August 15 7:00 pm – 8:00 pm
In 1924 Edward Hopper married Josephine (“Jo”) Nivison, an artist whose works at that time had been more widely exhibited. During their 43 year marriage Jo was Edward’s muse, model, accountant and, arguably, victim. In the era of #MeToo, this lecture places the tumultuous Hopper marriage in the context of period relationships and other artist-artist marriages while asking questions about historical method. How important is biographical information — if at all — in understanding the art work? How does the viewer deal with the “curse of knowledge,” as we inevitably bring cultural assumptions to the viewing of the art work? Once known, can biographical knowledge ever be undone?

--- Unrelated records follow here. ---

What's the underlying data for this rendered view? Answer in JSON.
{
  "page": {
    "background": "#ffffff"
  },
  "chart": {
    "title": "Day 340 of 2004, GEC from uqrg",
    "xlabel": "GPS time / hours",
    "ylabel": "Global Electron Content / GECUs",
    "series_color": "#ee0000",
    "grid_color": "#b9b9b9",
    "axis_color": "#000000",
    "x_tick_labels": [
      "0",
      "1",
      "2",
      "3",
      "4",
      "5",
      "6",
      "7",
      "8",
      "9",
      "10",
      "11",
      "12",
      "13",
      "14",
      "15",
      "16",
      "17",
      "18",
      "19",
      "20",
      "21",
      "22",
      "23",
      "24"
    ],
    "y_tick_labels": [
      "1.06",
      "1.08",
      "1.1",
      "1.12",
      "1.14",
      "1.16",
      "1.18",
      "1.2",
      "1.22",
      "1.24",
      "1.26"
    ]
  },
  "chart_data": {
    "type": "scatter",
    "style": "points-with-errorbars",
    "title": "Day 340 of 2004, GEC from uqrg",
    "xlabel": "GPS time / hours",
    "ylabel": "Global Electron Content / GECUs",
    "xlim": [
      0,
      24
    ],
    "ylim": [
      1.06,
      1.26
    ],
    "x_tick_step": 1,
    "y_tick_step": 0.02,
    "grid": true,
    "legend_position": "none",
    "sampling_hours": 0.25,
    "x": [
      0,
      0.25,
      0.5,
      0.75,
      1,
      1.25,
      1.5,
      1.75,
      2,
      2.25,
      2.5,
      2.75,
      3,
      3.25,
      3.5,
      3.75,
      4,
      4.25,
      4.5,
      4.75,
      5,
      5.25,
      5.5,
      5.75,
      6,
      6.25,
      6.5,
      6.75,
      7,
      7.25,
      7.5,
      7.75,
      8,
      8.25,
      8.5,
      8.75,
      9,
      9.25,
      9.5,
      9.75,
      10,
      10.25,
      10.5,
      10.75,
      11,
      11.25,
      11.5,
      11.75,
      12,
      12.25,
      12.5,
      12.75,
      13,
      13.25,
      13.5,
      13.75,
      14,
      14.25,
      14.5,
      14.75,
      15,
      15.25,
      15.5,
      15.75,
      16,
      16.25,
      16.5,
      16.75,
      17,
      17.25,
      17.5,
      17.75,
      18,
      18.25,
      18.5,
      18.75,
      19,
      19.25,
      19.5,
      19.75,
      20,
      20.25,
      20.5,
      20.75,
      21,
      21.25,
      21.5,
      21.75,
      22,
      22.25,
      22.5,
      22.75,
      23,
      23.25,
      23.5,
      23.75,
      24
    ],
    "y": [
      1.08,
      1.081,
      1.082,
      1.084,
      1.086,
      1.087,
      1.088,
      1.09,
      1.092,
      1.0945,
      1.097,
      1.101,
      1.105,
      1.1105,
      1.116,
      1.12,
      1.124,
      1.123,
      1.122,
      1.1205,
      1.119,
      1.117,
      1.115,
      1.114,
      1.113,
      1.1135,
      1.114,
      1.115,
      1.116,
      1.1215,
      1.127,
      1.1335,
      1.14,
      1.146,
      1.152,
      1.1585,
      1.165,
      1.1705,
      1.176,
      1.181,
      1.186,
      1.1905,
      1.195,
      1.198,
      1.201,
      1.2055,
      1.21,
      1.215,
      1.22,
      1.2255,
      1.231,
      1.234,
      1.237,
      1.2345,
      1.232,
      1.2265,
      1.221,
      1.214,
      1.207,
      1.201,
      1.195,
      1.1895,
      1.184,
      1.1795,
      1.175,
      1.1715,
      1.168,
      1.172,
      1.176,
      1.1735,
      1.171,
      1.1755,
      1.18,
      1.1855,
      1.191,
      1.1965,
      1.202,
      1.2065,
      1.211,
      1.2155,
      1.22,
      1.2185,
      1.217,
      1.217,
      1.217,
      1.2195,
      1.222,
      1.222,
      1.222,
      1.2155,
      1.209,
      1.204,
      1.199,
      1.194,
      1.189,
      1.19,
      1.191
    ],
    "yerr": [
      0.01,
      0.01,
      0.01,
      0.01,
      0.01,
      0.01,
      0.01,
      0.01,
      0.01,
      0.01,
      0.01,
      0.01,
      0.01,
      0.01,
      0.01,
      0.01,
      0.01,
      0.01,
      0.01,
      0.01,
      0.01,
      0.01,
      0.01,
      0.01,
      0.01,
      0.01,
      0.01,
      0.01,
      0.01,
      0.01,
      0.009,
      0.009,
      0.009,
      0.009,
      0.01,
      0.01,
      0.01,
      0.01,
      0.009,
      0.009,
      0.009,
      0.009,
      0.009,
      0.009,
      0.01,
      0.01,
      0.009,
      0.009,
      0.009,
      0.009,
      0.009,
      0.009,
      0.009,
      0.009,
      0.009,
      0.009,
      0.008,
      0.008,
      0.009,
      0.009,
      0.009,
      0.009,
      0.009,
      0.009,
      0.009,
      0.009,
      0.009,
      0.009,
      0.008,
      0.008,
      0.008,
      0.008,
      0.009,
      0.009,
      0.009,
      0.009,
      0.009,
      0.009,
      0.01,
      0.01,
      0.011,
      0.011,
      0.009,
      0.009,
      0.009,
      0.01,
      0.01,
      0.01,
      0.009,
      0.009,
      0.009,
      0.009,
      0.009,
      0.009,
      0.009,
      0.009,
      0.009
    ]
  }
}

Edward Hopper said several times that his paintings were himself; what happens if we take him at his word and read his works as psychobiography? After looking at works by Edward, Jo and some contemporaries, the talk ends with an analysis of Edward’s “Rooms by the Sea” (1951).
Helen McNeil-Ashton is Vice-President in Charge of the Collection at the Truro Historical Society and curated the new permanent exhibition in the Edward and Josephine Hopper Room at Highland House Museum.
For over two decades Helen was a lecturer in American Literature, Film Studies and literary and visual Modernism at the University of East Anglia, Norwich, England. She holds a B.A. from Reed College and an M.A .and Ph.D. from Yale University.